Es ist vollbracht: Mit dem letzten Band „Kämpfen“ liegt nun der Romanzyklus auf Deutsch vor, in dem der norwegische Schriftsteller Karl Ove Knausgard sein Leben bloß legt. Der Titel drückt aus, was dem Leser bevorsteht. Davon sollte man sich nicht abhalten lassen.

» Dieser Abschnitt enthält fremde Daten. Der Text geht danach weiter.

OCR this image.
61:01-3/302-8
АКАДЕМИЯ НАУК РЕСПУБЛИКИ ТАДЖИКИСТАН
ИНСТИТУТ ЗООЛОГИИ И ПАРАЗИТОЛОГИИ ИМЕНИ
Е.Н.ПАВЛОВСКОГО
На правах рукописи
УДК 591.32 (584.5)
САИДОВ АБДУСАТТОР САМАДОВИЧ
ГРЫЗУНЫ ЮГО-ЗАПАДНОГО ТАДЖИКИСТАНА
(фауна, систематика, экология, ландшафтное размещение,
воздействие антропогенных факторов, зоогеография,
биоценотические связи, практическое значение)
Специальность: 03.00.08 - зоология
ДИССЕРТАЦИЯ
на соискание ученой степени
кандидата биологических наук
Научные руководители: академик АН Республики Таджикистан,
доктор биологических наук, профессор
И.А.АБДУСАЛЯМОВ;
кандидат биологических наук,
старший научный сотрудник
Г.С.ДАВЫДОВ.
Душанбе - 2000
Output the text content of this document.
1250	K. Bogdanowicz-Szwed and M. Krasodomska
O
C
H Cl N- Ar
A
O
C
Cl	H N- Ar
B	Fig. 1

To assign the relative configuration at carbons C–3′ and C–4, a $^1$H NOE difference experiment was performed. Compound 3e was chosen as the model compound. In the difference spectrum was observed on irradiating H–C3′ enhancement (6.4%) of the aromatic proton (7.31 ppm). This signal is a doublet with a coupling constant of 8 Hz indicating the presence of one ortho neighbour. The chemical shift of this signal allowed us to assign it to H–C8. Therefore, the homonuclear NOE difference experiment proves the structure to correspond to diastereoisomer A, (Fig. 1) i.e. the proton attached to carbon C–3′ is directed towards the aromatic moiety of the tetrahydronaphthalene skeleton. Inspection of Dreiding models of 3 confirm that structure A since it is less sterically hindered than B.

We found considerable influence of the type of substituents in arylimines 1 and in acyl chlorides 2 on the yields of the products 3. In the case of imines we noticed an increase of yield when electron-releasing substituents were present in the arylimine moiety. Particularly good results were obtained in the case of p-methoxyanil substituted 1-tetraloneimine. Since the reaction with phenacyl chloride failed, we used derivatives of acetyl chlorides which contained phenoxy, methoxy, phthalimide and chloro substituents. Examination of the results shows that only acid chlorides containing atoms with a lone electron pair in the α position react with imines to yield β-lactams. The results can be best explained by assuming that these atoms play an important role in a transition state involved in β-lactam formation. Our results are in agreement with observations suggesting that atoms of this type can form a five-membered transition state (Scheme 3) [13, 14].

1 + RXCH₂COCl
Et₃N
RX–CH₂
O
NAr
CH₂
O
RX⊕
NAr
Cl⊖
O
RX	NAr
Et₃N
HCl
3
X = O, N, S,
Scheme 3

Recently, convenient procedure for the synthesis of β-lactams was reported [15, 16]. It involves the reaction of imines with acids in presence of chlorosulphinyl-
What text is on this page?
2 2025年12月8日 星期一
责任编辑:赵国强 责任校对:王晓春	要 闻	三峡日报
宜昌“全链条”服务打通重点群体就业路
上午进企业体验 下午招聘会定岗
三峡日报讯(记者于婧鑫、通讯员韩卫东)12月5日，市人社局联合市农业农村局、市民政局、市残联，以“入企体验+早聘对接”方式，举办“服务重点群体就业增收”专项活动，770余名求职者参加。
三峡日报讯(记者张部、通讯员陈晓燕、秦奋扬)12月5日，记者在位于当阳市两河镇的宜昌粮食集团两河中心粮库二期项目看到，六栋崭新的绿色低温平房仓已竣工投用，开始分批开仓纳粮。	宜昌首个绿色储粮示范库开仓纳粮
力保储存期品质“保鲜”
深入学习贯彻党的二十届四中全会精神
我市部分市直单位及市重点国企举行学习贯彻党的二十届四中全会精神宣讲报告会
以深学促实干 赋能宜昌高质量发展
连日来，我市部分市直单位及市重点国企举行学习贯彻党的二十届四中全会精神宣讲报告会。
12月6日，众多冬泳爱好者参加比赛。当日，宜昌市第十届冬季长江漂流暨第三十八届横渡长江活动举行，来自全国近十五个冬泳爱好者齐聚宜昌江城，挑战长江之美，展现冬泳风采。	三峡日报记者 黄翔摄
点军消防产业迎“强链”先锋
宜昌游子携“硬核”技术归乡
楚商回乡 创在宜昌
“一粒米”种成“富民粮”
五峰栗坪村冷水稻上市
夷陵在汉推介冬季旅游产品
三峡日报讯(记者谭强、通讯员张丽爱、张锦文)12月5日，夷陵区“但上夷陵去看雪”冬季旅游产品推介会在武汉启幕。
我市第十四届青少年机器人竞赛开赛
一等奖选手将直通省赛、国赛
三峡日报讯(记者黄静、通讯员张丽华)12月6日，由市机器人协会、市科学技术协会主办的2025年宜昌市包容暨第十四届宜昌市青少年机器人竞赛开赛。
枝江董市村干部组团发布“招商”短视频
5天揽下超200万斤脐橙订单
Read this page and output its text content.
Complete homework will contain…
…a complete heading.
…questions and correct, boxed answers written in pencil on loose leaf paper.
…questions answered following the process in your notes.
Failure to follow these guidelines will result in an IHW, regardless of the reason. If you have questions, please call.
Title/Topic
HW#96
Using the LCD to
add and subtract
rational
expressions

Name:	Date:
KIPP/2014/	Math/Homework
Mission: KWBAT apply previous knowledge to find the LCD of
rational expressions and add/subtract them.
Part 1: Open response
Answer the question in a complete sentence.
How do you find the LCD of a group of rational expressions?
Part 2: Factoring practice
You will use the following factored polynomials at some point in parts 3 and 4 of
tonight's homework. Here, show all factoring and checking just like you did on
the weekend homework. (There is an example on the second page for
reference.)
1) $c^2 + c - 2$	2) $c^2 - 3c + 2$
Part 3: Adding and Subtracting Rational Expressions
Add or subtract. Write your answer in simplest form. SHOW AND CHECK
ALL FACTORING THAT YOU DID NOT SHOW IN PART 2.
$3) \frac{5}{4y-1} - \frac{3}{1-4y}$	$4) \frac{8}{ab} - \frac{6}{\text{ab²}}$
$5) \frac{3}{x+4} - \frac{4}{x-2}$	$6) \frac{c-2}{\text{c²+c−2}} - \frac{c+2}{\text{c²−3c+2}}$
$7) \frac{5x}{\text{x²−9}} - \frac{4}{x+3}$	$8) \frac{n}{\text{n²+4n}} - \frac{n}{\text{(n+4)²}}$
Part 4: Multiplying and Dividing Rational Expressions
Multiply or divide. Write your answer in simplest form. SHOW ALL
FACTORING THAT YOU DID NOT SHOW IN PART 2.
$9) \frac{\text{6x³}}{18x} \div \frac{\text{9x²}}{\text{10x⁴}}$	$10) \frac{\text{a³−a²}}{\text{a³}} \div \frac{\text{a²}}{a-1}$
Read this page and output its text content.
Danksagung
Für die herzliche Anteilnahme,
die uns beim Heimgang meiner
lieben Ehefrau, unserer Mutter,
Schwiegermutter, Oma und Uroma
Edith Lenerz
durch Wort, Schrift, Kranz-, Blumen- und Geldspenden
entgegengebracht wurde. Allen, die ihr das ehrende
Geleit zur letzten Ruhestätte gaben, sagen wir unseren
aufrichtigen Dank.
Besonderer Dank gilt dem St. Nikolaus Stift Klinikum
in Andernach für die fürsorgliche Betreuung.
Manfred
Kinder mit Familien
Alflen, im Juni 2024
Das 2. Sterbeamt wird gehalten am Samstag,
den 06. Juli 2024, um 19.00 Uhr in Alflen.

Kultur: Stefan Kister (kir)

Stuttgart - Knapp 1300 Seiten, über ein Kilo Buch, seitenweise kein einziger Absatz und in der Mitte ein riesiger Essay, an dem sich wie an einer Mauer der Erzählfluss staut: Der Schlussstein, mit dem der norwegische Autor Karl Ove Knausgard den monumentalen Romanzyklus über sein Leben versiegelt, hat es in sich. „Kämpfen“ ist die deutsche Übersetzung des sechsten und letzten Bandes überschrieben. Wer dazu nicht bereit ist, wird vermutlich kaum bis zum Morgen jenes zweiten September 2011 vordringen, an dem der Autor notiert, dass das gewaltige Werk endlich fertig sei, und er sich nun auf seine Frau Linda freue, um ihr und den Kindern zu geloben, ihnen nie wieder so etwas antun zu wollen.

 

Zur Beschäftigung mit dem Phänomen Knausgard gehört die einschlägige Kenntnis literarischer Suchtsymptomatiken. Massenhysterie, Medienerregung, Bestsellertaumel – solche Begriffe liegen in der Luft, wenn man sich ihm nährt. Während die eine Hälfte in ihren Leseextasen überrascht sich selbst gewahrt, schäumt die andere Hälfte gerade wegen der skandalösen Wiedererkennbarkeit: Anwälte und Medien laben sich lüstern an der unerhörten Indiskretion, mit der der Autor das alkoholische Todeselend seines Vaters und die bipolare Passion seiner Frau vor aller Augen ausbreitet, frühere Geliebte brüskiert, Kinder, Verwandte, Freunde zum Opfer eines Experimentes auf Leben und Text macht.

Der Onkel tobt

Nun also „Kämpfen“. Nicht nur für die Familie, auch für den Leser ist dieser letzte Band eine Belastungsprobe. Hier wird die monumentale Verspiegelung auf die Spitze getrieben. Die beiden Teile umfassen die Zeit während der Niederschrift des ersten und des letzten Bandes von „Min Kamp“, wie der norwegische, Massensuggestionen durchaus aufgeschlossene Original-Titel des Zyklus lautet - in Deutschland begnügt man sich mit harmloseren Titel für die einzelnen Werkteile: „Sterben“, „Lieben“, „Spielen“, „Leben“ und „Träumen“.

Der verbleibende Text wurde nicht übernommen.